2015年09月23日 17時23分48秒 | 国際・政治
ホテル地下の極秘核シェルター アイクが恐れた米ソ核戦争 「共産主義者はサーベルを鳴らし続けた…」

 米国の首都ワシントンから西南西に車で4時間あまり。アパラチア山脈の森を分け入ると唐突に視界が開け、ホワイトハウスを彷彿させる白亜の建造物が現れる。ウェストバージニア州ホワイト・サルファー・スプリングスの「グリーンブライヤー」。歴代大統領が避暑地として利用したことで名高い高級ホテルだが、この地下に連邦議会の巨大な核シェルターが存在することは、1992年5月にワシントン・ポスト紙がスクープするまで国家のトップシークレットだった。

 バンカー(掩蔽壕)と呼ばれるこの核シェルターは、厚さ1・5メートルのコンクリートで覆われ、地下3階建て。ホテル内壁などに偽装された4カ所の鋼鉄製扉から出入りでき、居住スペースのほか、会議室や食堂、研究室、診療所、放送スタジオまで完備されている。発電機3基と約30万リットルの水タンクを備え、議員スタッフを含む1100人が2カ月以上暮らすことが可能だという。

 施設の維持・管理を担う数人の政府要員は「テレビ修理工」を名乗った。78年からピアニストとしてホテルで働き、現在は広報担当のジェシカ・ライト(63)は、事務所の古ぼけたブラウン管テレビ2台を指さしながらこう語った。

 「ホテルで働く人たちも本当に修理工だと信じ込んでいたんです。このようにテレビもたくさんありましたし…」
 この核シェルター建設を提案したのは、第34代大統領、ドワイト・アイゼンハワー(アイク)だった。

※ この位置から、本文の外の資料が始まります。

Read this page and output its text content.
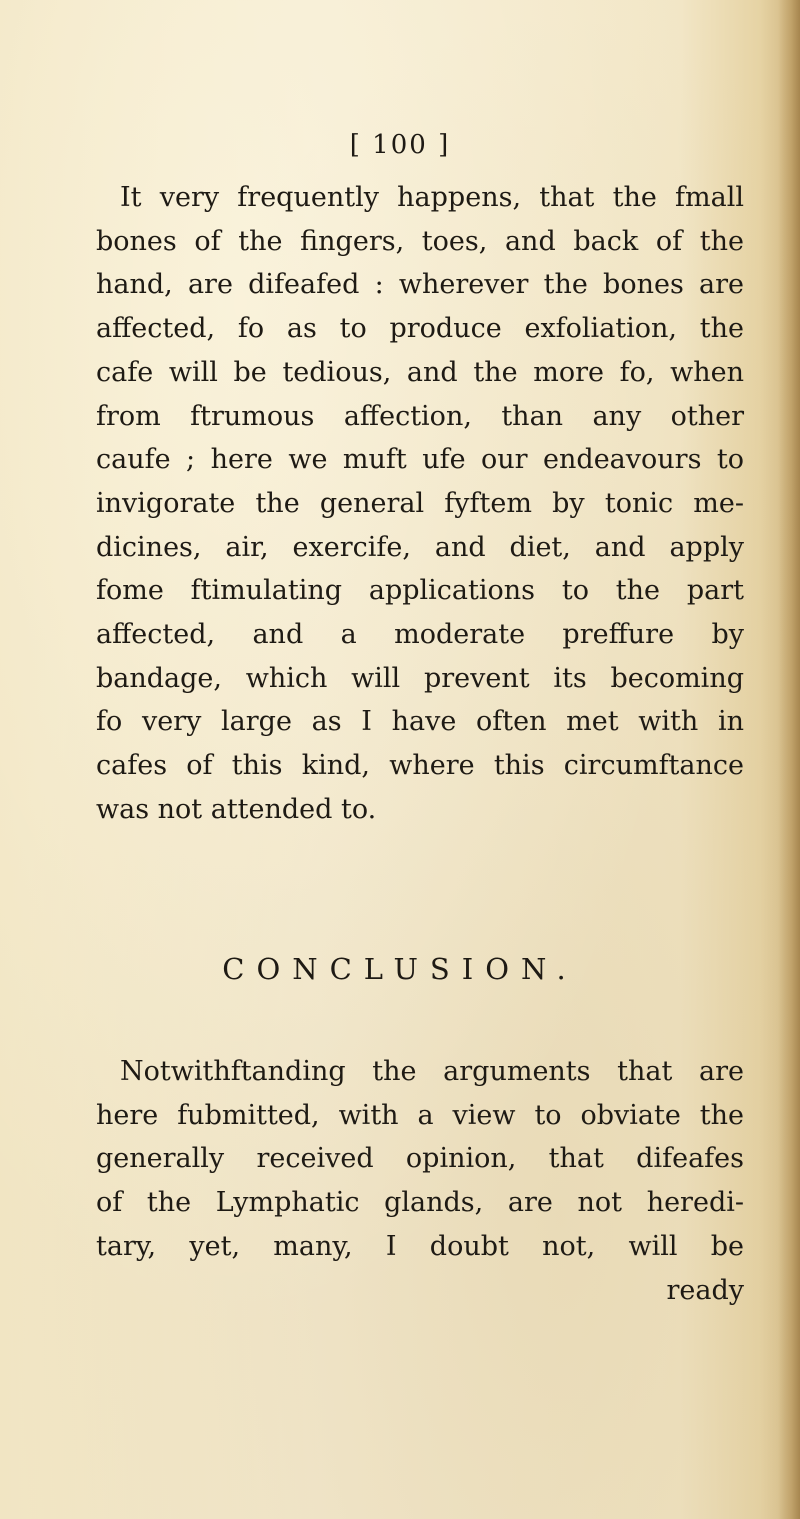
[ 100 ]

It very frequently happens, that the fmall
bones of the fingers, toes, and back of the
hand, are difeafed : wherever the bones are
affected, fo as to produce exfoliation, the
cafe will be tedious, and the more fo, when
from ftrumous affection, than any other
caufe ; here we muft ufe our endeavours to
invigorate the general fyftem by tonic me-
dicines, air, exercife, and diet, and apply
fome ftimulating applications to the part
affected, and a moderate preffure by
bandage, which will prevent its becoming
fo very large as I have often met with in
cafes of this kind, where this circumftance
was not attended to.

CONCLUSION.

Notwithftanding the arguments that are
here fubmitted, with a view to obviate the
generally received opinion, that difeafes
of the Lymphatic glands, are not heredi-
tary, yet, many, I doubt not, will be
ready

第二次世界大戦時に欧州戦線の連合国軍最高司令官としてノルマンディ上陸作戦を成功させた英雄であり、徹底した反共主義者でもあった。

 56年3月、上院院内総務のリンドン・ジョンソン(後の第36代大統領)ら議会指導者はアイクの提案に同意し、ホテル経営会社と「米議会にとって死活的に重要な事項」に関わる秘密契約を結んだ。計画は「グリーク・アイランド(ギリシャ島)」というコードネームで呼ばれ、59年に着工、61年に完成した。

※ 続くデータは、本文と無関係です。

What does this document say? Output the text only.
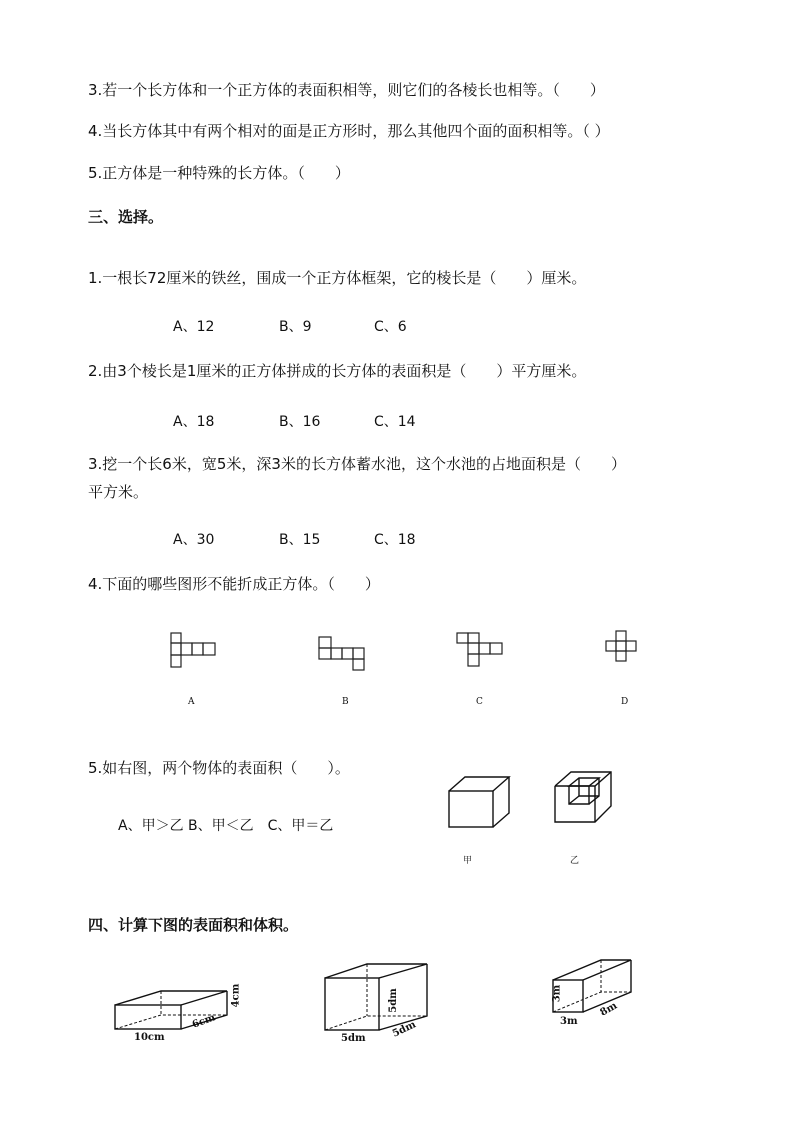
3.若一个长方体和一个正方体的表面积相等，则它们的各棱长也相等。（　　）
4.当长方体其中有两个相对的面是正方形时，那么其他四个面的面积相等。（ ）
5.正方体是一种特殊的长方体。（　　）
三、选择。
1.一根长72厘米的铁丝，围成一个正方体框架，它的棱长是（　　）厘米。
A、12	B、9	C、6
2.由3个棱长是1厘米的正方体拼成的长方体的表面积是（　　）平方厘米。
A、18	B、16	C、14
3.挖一个长6米，宽5米，深3米的长方体蓄水池，这个水池的占地面积是（　　）
平方米。
A、30	B、15	C、18
4.下面的哪些图形不能折成正方体。（　　）
A	B	C	D
5.如右图，两个物体的表面积（　　）。
A、甲＞乙 B、甲＜乙　C、甲＝乙
甲	乙
四、计算下图的表面积和体积。
10cm
6cm
4cm
5dm	5dm
5dm
3m
8m
3m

 アイクが核シェルター建設を急いだのは、米ソ核戦争の危機が迫っていると判断したからだった。

 ソ連の最高指導者であるニキータ・フルシチョフは56年2月、第20回ソ連共産党大会で、53年に死去するまで独裁制を敷いたヨシフ・スターリンを批判し、米国との平和共存路線を打ち出した。国際世論はこれを「雪解け」と歓迎したが、アイクは決して信じなかった。回顧録ではフルシチョフをこう酷評している。

 「彼は世界革命と共産主義支配というマルクス主義理論への忠誠により盲目となっていた。彼にとって世界の諸国民の将来の幸福などは全くどうでもよく、共産主義思想実現のため彼らを組織的に利用することだけを考えているのだ」
 50年代後半から60年代にかけて米ソ核戦争は切迫した脅威だった。国務長官のジョン・ダレスは54年1月、ソ連が欧州に侵攻すれば、圧倒的な核戦力で報復する「大量報復戦略」を宣言したが、ソ連が米本土を核攻撃する能力を持てば、この戦略は「絵に描いたモチ」となりかねない。

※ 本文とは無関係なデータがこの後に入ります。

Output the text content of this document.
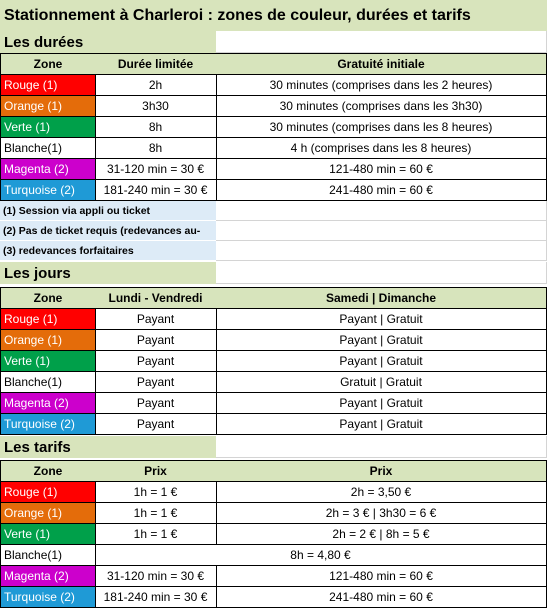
Stationnement à Charleroi : zones de couleur, durées et tarifs
Les durées
Zone	Durée limitée	Gratuité initiale
Rouge (1)	2h	30 minutes (comprises dans les 2 heures)
Orange (1)	3h30	30 minutes (comprises dans les 3h30)
Verte (1)	8h	30 minutes (comprises dans les 8 heures)
Blanche(1)	8h	4 h (comprises dans les 8 heures)
Magenta (2)	31-120 min = 30 €	121-480 min = 60 €
Turquoise (2)	181-240 min = 30 €	241-480 min = 60 €
(1) Session via appli ou ticket
(2) Pas de ticket requis (redevances au-
(3) redevances forfaitaires
Les jours
Zone	Lundi - Vendredi	Samedi | Dimanche
Rouge (1)	Payant	Payant | Gratuit
Orange (1)	Payant	Payant | Gratuit
Verte (1)	Payant	Payant | Gratuit
Blanche(1)	Payant	Gratuit | Gratuit
Magenta (2)	Payant	Payant | Gratuit
Turquoise (2)	Payant	Payant | Gratuit
Les tarifs
Zone	Prix	Prix
Rouge (1)	1h = 1 €	2h = 3,50 €
Orange (1)	1h = 1 €	2h = 3 € | 3h30 = 6 €
Verte (1)	1h = 1 €	2h = 2 € | 8h = 5 €
Blanche(1)	8h = 4,80 €
Magenta (2)	31-120 min = 30 €	121-480 min = 60 €
Turquoise (2)	181-240 min = 30 €	241-480 min = 60 €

 「(連合国軍総司令官の)ダグラス・マッカーサーは朝鮮戦争で核兵器の使用を検討しました。アイクも同様に地域紛争が米ソ戦争に拡大しかねないと考えたのでしょう。そんな事態となっても議会という制度、そして憲法の枠組みを残さねばならないのです」

 グリーンブライヤー専属の歴史家(博士)のロバート・コンテ(68)はこう解説した。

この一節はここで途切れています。